I agree with Justin. No big problem there.


----------



## NYEric (Jan 6, 2014)

The arm looks fine.


----------



## paphioboy (Jan 6, 2014)

I agree. That is normal leaf dieback. I would be very cautious abour water-soaked light brown spots where the leaf looks translucent. That one can spread very fast, but so far, you're good to go..


----------



## iwillard (Jan 6, 2014)

Thank you Justin,Mike,Eric and paphiboy for the input.

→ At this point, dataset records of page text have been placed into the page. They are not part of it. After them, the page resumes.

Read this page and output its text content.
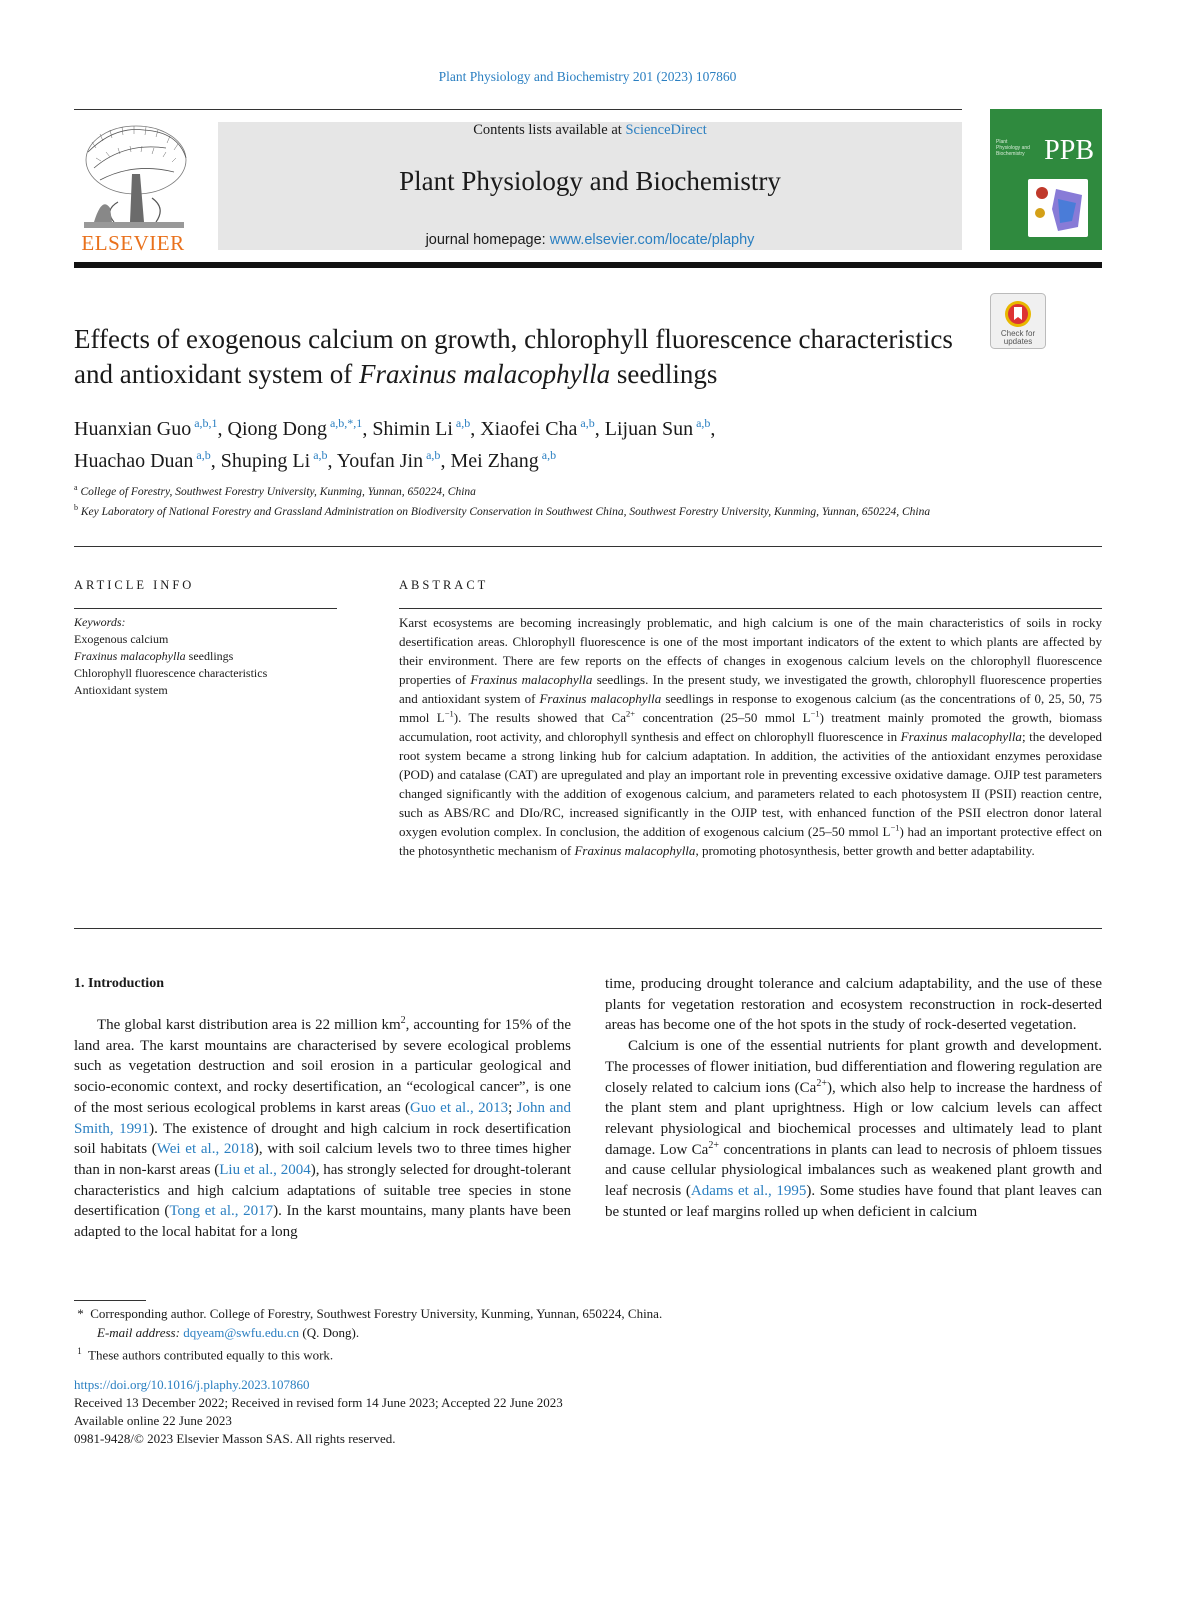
Plant Physiology and Biochemistry 201 (2023) 107860
ELSEVIER
Contents lists available at ScienceDirect
Plant Physiology and Biochemistry
journal homepage: www.elsevier.com/locate/plaphy
Plant Physiology and Biochemistry PPB
Check for
updates
Effects of exogenous calcium on growth, chlorophyll fluorescence characteristics and antioxidant system of Fraxinus malacophylla seedlings
Huanxian Guo $^{a,b,1}$, Qiong Dong $^{a,b,*,1}$, Shimin Li $^{a,b}$, Xiaofei Cha $^{a,b}$, Lijuan Sun $^{a,b}$,
Huachao Duan $^{a,b}$, Shuping Li $^{a,b}$, Youfan Jin $^{a,b}$, Mei Zhang $^{a,b}$
$^a$ College of Forestry, Southwest Forestry University, Kunming, Yunnan, 650224, China
$^b$ Key Laboratory of National Forestry and Grassland Administration on Biodiversity Conservation in Southwest China, Southwest Forestry University, Kunming, Yunnan, 650224, China
ARTICLE INFO	ABSTRACT
Keywords:
Exogenous calcium
Fraxinus malacophylla seedlings
Chlorophyll fluorescence characteristics
Antioxidant system
Karst ecosystems are becoming increasingly problematic, and high calcium is one of the main characteristics of soils in rocky desertification areas. Chlorophyll fluorescence is one of the most important indicators of the extent to which plants are affected by their environment. There are few reports on the effects of changes in exogenous calcium levels on the chlorophyll fluorescence properties of Fraxinus malacophylla seedlings. In the present study, we investigated the growth, chlorophyll fluorescence properties and antioxidant system of Fraxinus malacophylla seedlings in response to exogenous calcium (as the concentrations of 0, 25, 50, 75 mmol $L^{-1}$). The results showed that $Ca^{2+}$ concentration (25–50 mmol $L^{-1}$) treatment mainly promoted the growth, biomass accumulation, root activity, and chlorophyll synthesis and effect on chlorophyll fluorescence in Fraxinus malacophylla; the developed root system became a strong linking hub for calcium adaptation. In addition, the activities of the antioxidant enzymes peroxidase (POD) and catalase (CAT) are upregulated and play an important role in preventing excessive oxidative damage. OJIP test parameters changed significantly with the addition of exogenous calcium, and parameters related to each photosystem II (PSII) reaction centre, such as ABS/RC and DIo/RC, increased significantly in the OJIP test, with enhanced function of the PSII electron donor lateral oxygen evolution complex. In conclusion, the addition of exogenous calcium (25–50 mmol $L^{-1}$) had an important protective effect on the photosynthetic mechanism of Fraxinus malacophylla, promoting photosynthesis, better growth and better adaptability.
1. Introduction
The global karst distribution area is 22 million $km^2$, accounting for 15% of the land area. The karst mountains are characterised by severe ecological problems such as vegetation destruction and soil erosion in a particular geological and socio-economic context, and rocky desertification, an “ecological cancer”, is one of the most serious ecological problems in karst areas (Guo et al., 2013; John and Smith, 1991). The existence of drought and high calcium in rock desertification soil habitats (Wei et al., 2018), with soil calcium levels two to three times higher than in non-karst areas (Liu et al., 2004), has strongly selected for drought-tolerant characteristics and high calcium adaptations of suitable tree species in stone desertification (Tong et al., 2017). In the karst mountains, many plants have been adapted to the local habitat for a long
time, producing drought tolerance and calcium adaptability, and the use of these plants for vegetation restoration and ecosystem reconstruction in rock-deserted areas has become one of the hot spots in the study of rock-deserted vegetation.
Calcium is one of the essential nutrients for plant growth and development. The processes of flower initiation, bud differentiation and flowering regulation are closely related to calcium ions $(Ca^{2+})$, which also help to increase the hardness of the plant stem and plant uprightness. High or low calcium levels can affect relevant physiological and biochemical processes and ultimately lead to plant damage. Low $Ca^{2+}$ concentrations in plants can lead to necrosis of phloem tissues and cause cellular physiological imbalances such as weakened plant growth and leaf necrosis (Adams et al., 1995). Some studies have found that plant leaves can be stunted or leaf margins rolled up when deficient in calcium
*  Corresponding author. College of Forestry, Southwest Forestry University, Kunming, Yunnan, 650224, China.
E-mail address: dqyeam@swfu.edu.cn (Q. Dong).
$^1$ These authors contributed equally to this work.
https://doi.org/10.1016/j.plaphy.2023.107860
Received 13 December 2022; Received in revised form 14 June 2023; Accepted 22 June 2023
Available online 22 June 2023
0981-9428/© 2023 Elsevier Masson SAS. All rights reserved.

I know you all going to laugh and roll your eyes about what I'm about to tell you about how "inexperienced" I am on paphs and phrags, looking after my paph.sanderianum and babying it for many years it decided to put out a spike..well! I had no idea that was the beginning of a spike when I saw darkened crown on the plant..in a panic got in touch with Dean when he asked me to send him a picture right away. I think he is still laughing over this.


----------



## NYEric (Jan 6, 2014)

Live and learn.


----------



## Dido (Jan 6, 2014)

NYEric said:


> Live and learn.



thats true we all had something like that and still have it 

By the way with armeniacum the problem is often not what you see. 

Found out last week that a perfect looking one in annormal pot has loosed all roots. So I know now why it did not flower in the last 3 years, b ut it still looks fine. But not sure I can save it.... 

Moved it now in a new baske trial, will post later 

My wife like it :drool:


----------



## iwillard (Jan 6, 2014)

Dido,

I was warned about how hard it is to get into point of flowering,reading everything about it talks about must have room to grow,keeping the roots drier in winter months and growing it cool.
When I took out of it's 3" pot with 4 growths,roots looked good and plump but dark brown,since then they turned much lighter with pink tips along with growth spurs on all 4 seedlings,in few days the crowns started to get almost white. 
Not enough nutrition?

It is funny that the plant can look good without roots.


----------



## Dido (Jan 7, 2014)

Oh well thats the miracle with armeniacum


----------



## Paphman910 (Jan 7, 2014)

Your stonei looks healthy to me. Give it gentle air movement and grow it warm!

It will get huge after it flowers and clumps easily.

Do you know the parentage of your stonei?


----------



## iwillard (Jan 8, 2014)

Thank you for your input,Paphman.

Parentage is "Melancholy x Penan Pride" and it's in the greenhouse where night temps are kept at 60F and fans are on 24/7 but humidity is not kept high at all times,I turn on hydrofogger in the morning and in the evening so everything will dry out by late night. 
It is such a great relief to know it is not some fungal or bacterial malady causing the brown spots.


----------



## Paphman910 (Jan 8, 2014)

iwillard said:


> Thank you for your input,Paphman.
> 
> Parentage is "Melancholy x Penan Pride" and it's in the greenhouse where night temps are kept at 60F and fans are on 24/7 but humidity is not kept high at all times,I turn on hydrofogger in the morning and in the evening so everything will dry out by late night.
> It is such a great relief to know it is not some fungal or bacterial malady causing the brown spots.



Looks like a good cross from Orchid Zone. 

I grow mine with a minimum of 70F year round and with bright light. 

Since it is a seedling, grow it in lower light until it gets to be about 12 inches and then give it stronger light. My stonei plant bloomed in under 4 years from an 8 inch leafspan seedling. Since then my plant has so many new growths.


----------